En condition contrôle (i.e., sollicitation directe par téléphone) : 22,2 % des ménagères acceptent la requête. Afin d’augmenter ce chiffre, les chercheurs vont modifier un élément de leur protocole. Ils vont amener les ménagères à participer au préalable à une enquête téléphonique (i.e., répondre à huit questions sur leurs habitudes alimentaires). Grâce à cet acte préparatoire, le pourcentage de ménagères acceptant de recevoir chez elles l’équipe passera à 52,8 %. Afin de reproduire cet effet, les auteurs ont mis en place une seconde expérimentation portant sur le même principe mais la requête est cette fois-ci plus importante. Il s’agit d’obtenir de résidants de maisons individuelles qu’ils posent dans leur jardin un panneau (de 4m sur 4m !) sur lequel serait inscrit : « Conduisez prudemment » à des fins supposées de sécurité routière.
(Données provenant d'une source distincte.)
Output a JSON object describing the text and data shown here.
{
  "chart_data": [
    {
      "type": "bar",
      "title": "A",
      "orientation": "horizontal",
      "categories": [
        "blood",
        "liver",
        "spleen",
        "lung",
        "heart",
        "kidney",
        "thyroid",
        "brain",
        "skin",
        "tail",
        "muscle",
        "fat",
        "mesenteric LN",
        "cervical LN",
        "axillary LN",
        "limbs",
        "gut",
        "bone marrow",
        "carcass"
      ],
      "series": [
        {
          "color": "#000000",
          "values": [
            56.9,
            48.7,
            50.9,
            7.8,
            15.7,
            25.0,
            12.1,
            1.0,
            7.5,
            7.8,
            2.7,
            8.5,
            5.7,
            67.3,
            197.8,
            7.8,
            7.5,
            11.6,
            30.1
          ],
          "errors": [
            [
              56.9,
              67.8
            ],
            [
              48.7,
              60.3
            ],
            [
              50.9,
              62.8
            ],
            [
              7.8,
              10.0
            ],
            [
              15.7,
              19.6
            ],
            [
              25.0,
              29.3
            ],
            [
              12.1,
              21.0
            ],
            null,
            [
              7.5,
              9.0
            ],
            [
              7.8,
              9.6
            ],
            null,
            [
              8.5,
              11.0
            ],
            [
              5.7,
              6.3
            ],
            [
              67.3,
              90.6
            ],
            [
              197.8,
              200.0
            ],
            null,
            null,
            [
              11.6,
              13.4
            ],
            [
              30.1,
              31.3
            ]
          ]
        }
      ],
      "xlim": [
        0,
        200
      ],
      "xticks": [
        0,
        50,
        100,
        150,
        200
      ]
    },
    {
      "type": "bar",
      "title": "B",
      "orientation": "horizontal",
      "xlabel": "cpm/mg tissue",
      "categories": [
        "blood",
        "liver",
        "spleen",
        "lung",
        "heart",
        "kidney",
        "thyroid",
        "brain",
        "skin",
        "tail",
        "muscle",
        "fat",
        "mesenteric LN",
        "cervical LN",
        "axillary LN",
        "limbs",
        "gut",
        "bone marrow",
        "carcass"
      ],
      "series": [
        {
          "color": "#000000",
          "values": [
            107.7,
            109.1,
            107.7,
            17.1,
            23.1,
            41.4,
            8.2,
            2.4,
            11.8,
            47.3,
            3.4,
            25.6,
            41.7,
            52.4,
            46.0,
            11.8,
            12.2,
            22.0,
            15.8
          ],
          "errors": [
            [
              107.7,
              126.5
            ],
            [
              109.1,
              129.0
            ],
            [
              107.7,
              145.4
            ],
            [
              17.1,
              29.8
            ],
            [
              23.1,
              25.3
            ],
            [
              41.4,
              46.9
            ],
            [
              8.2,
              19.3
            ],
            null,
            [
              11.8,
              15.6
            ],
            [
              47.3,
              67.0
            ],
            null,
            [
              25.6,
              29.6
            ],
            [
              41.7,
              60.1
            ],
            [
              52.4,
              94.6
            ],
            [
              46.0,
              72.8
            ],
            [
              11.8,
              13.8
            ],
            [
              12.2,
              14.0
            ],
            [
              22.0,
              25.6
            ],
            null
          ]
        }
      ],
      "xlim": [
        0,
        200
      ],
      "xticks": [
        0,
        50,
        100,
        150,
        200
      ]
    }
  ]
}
Reprenant le même principe, Freedman et Fraser (1966) ont demandé aux personnes d’apposer sur leur véhicule un autocollant présentant un message d’incitation à la conduite avec prudence. Puis dans un second temps, ils ont demandé aux personnes d’installer ce panneau57. Là encore, les résultats sont sans appels, en situation contrôle (sollicitation directe), 16,7 % des personnes ont accepté, taux qui passe à 76 % dans la condition expérimentale.

La situation a amené ces personnes à produire librement ce comportement. Cette situation étant principalement représentée par la mise en place d’un acte préparatoire. Cet acte préparatoire s’inscrit dans une technique bien connue, celle du pied-dans-la-porte. Les expérimentations portant sur l’efficacité du pied-dans-la-porte sont nombreuses, Guéguen (2002) relate près de trois cents articles publiés dans la littérature en psychologie sur le pied- dans-la-porte. Une méta-analyse réalisée par Burger (1999) montre la robustesse de cet effet. En obtenant un premier comportement peu coûteux, il est possible d’en obtenir un autre plus coûteux. Cependant, même si ces effets sont robustes, qu’est-ce qui amène ces individus à accepter librement une requête qu’ils auraient refusée en première instance ? La théorie de l’engagement (Kiesler, 1971) permet de rendre compte de tels effets.